All paper is vulnerable to this effect.

ETA - I’d also add that gold used to be used to back up the dollar. Once the government took the dollar off of gold you see inflation in dollars but not so much when things are valued in gold. Currently what are dollars backed up in? Niall Ferguson will answer something vague like “the value of America.” Loosely interpreted this may be the value of corporate America among other things like domestic natural resources. I’d count American human capital as rolled into US corporate value since a lot is tied up there. Same for natural resources owned by mega cap producers like Newmont and Exxon.

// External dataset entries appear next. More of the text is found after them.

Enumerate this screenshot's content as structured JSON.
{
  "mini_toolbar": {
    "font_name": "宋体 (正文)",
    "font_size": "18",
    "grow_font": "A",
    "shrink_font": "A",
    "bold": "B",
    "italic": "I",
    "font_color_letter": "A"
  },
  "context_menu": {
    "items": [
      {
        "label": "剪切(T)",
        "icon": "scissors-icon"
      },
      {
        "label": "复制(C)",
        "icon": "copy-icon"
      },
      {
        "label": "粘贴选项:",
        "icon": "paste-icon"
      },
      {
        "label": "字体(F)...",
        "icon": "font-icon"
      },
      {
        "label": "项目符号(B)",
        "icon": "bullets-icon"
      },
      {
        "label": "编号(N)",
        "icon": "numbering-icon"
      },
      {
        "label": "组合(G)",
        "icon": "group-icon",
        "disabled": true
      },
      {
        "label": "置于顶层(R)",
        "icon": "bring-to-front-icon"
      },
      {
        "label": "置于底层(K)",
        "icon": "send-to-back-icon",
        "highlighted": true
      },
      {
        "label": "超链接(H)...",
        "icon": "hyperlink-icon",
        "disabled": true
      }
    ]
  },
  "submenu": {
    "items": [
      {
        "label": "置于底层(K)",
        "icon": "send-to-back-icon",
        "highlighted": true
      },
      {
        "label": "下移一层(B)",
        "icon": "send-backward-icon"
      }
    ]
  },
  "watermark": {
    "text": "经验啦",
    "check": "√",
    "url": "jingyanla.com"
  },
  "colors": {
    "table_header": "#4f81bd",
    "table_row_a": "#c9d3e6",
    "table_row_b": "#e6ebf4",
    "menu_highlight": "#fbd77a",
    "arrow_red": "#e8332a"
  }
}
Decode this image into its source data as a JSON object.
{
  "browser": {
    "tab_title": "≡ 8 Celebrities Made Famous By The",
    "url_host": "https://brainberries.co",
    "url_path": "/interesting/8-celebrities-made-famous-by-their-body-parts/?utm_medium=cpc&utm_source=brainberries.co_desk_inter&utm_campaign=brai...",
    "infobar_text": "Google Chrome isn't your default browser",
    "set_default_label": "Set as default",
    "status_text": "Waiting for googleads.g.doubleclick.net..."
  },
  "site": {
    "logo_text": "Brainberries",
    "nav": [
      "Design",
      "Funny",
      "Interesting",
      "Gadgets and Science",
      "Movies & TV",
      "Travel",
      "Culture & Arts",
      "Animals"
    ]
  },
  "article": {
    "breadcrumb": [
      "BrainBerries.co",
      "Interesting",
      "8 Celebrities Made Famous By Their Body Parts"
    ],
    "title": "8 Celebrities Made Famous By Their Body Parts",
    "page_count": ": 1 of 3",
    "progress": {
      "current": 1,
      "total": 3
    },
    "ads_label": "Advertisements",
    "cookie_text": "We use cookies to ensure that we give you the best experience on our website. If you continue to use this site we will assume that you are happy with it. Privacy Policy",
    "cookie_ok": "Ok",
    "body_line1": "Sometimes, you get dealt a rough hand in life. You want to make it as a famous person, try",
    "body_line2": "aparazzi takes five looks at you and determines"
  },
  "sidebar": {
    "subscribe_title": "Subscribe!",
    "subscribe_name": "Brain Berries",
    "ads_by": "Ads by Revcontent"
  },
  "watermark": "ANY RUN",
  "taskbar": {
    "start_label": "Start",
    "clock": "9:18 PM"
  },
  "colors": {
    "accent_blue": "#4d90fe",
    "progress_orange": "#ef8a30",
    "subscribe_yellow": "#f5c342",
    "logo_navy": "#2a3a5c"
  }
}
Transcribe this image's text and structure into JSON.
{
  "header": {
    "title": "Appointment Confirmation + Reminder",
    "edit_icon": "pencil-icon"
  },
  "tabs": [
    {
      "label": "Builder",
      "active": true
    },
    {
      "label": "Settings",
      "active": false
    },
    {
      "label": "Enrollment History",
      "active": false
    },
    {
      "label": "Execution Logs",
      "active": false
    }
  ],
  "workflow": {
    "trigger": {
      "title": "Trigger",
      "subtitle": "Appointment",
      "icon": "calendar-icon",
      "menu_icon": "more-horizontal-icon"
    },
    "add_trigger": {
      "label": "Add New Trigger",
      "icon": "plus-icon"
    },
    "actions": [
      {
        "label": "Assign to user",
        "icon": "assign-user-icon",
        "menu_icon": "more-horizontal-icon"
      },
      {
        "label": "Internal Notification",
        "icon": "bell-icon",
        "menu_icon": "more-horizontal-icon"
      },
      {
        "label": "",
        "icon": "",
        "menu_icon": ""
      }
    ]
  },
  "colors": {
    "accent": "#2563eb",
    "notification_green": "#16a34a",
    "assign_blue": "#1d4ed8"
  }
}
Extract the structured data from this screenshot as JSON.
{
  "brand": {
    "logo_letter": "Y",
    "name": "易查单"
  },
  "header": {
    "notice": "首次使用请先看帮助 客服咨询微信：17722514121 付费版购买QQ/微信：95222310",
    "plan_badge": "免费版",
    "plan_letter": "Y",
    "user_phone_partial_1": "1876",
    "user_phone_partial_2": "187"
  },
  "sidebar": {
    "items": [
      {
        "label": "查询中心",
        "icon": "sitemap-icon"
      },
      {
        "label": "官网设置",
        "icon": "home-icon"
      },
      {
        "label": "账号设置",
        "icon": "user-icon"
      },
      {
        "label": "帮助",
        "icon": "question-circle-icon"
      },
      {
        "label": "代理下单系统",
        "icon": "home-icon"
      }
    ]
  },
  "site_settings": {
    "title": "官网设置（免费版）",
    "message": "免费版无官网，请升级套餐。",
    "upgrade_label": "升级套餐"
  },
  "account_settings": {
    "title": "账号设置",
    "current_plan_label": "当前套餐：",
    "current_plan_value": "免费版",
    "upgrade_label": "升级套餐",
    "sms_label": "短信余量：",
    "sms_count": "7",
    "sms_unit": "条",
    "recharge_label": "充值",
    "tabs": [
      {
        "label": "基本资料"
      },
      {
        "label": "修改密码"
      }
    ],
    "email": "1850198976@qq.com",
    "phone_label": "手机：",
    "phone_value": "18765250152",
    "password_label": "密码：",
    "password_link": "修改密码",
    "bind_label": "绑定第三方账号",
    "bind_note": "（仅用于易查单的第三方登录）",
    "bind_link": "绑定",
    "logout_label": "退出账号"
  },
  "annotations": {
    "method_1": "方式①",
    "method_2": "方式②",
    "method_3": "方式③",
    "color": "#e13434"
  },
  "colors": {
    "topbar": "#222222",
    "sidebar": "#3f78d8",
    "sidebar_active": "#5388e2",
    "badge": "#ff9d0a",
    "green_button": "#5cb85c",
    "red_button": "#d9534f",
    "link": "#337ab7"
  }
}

So I envision (perhaps wrongly) that the dollar is backed up by a bunch of stock certificates in the current model after Nixon took us off the gold standard. That’s why I think stocks will move with inflation just like gold backed dollars used to. You’re not going to add any extra value investing in the average because it is just the hard currency that is backing the greenbacks. At the end of the day you really haven’t done any real work issuing and selling stock certificates so why is there this expectation that you are going to beat inflation? For most issues you’re just changing one type of paper for another. Saying stocks don’t beat inflation is like saying gold backed dollars don’t beat gold.

If any of this nonsense I’m spouting is true it means our massive explosion in stock value is for the most part inflationary. The kink is that the ownership of shares is skewed to the very wealthy. So the inflation is mostly felt by he poor folks. The rich just cash in more chips to get the poor to do their bidding. And that’s something the lower 90% cannot do.

Perhaps Jerome Powell is on to something by jacking up interest rates to destroy stock values. The destruction of stock value may be destruction of excess money.